For financial liabilities at amortized cost (LAC), the fair value of financial liabilities is determined using:
■ the quoted price for listed instruments (a detailed analysis is performed in the case of a material decrease in liquidity to evidence whether the observed price corresponds to the fair value; otherwise the quoted price is adjusted);
■ the present value of estimated future cash flows, discounted using rates observed by the Group at the end of the period for other instruments. The results calculated using the internal valuation model are systematically benchmarked with the values provided by Bloomberg.
The Group considers the carrying value of trade payables and deposits received from customers to be a reasonable approximation of fair value, due to the high liquidity of these elements.
The fair value of long-term trade payables is the value of future cash flows discounted at the interest rates observed by the Group at the end of the period.
Financial liabilities at fair value through profit or loss (FVR) mainly concern firm or contingent commitments to purchase non-controlling interests. Their fair value is measured in accordance with the provisions of the contractual agreements. When the commitment is based on a fixed price, a discounted value is retained.
The fair value of derivatives, mostly traded over-the-counter, is determined using the present value of estimated future cash flows, discounted using the interest rates observed by the Group at the end of the period. The results calculated using the internal valuation model are consistently benchmarked with the values provided by bank counterparties and Bloomberg.

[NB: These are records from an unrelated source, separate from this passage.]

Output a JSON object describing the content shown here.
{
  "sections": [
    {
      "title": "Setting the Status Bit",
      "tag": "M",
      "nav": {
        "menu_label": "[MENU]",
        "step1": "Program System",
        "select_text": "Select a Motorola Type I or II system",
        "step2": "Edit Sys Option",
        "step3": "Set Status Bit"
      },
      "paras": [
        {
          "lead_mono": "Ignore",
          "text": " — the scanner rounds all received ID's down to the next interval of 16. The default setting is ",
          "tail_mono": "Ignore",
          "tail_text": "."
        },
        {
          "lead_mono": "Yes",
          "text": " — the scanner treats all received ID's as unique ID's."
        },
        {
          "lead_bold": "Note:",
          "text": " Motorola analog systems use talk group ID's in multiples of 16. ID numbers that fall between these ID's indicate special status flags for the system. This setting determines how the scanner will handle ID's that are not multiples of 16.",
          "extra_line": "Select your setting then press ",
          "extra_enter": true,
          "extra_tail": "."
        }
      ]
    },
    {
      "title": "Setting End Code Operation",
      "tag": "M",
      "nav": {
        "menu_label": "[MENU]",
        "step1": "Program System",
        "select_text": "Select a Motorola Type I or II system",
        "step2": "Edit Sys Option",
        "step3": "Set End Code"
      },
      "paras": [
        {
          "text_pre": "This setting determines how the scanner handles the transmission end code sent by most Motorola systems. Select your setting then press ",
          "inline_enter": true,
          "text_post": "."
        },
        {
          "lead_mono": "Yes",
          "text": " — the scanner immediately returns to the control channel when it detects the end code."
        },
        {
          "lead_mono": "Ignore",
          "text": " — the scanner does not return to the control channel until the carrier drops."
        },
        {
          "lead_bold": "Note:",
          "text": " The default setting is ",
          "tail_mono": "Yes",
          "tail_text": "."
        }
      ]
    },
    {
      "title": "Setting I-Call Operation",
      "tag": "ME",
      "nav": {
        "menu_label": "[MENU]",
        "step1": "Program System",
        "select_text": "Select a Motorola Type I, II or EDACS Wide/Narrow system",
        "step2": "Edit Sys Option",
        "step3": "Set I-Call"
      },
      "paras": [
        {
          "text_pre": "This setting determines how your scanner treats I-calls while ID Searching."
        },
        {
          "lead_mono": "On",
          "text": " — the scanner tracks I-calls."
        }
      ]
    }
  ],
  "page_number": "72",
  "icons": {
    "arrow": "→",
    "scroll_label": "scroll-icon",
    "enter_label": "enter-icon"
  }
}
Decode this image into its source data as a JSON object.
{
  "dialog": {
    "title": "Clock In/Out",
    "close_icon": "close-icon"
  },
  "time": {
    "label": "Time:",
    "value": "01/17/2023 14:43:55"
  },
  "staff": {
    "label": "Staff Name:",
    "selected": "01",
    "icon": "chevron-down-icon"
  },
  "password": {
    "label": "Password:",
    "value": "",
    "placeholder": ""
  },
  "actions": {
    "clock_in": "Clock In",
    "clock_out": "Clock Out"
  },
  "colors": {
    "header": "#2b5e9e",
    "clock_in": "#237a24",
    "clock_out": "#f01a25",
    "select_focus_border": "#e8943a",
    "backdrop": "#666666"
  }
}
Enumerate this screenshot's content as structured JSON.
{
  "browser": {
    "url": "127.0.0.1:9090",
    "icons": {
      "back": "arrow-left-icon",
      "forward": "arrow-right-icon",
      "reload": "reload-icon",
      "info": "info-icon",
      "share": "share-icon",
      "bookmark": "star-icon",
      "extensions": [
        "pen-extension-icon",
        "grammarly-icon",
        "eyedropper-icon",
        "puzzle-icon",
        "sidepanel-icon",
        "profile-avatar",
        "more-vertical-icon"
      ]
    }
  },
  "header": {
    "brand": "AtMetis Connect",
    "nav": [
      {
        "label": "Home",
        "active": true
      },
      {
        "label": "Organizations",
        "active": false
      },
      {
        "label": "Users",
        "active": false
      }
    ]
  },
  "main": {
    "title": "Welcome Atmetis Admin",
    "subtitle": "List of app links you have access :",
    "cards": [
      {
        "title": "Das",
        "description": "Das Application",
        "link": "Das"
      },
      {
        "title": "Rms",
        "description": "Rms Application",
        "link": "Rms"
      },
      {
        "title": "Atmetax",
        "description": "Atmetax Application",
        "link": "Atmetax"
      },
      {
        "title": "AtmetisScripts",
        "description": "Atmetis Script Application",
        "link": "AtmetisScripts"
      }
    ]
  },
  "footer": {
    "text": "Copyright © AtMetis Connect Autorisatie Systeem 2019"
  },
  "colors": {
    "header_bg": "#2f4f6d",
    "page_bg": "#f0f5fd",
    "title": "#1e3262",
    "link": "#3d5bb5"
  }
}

When there are no reliable market data which identify the probability of default, the CVA (Credit Value Adjustment) and the DVA (Debit Value Adjustment) are measured based on historical default charts and CDS (Credit Default Swap) trends. Counterparty credit risk and the Group’s own specific default risk are also continuously monitored based on the monitoring of debt security credit spreads on the secondary market and other market information. Given the implementation of collateralization, and based on counterparty policies and the management of indebtedness and liquidity risk described in Note 12, CVA and DVA estimates are not material compared to the measurement of the related financial instruments.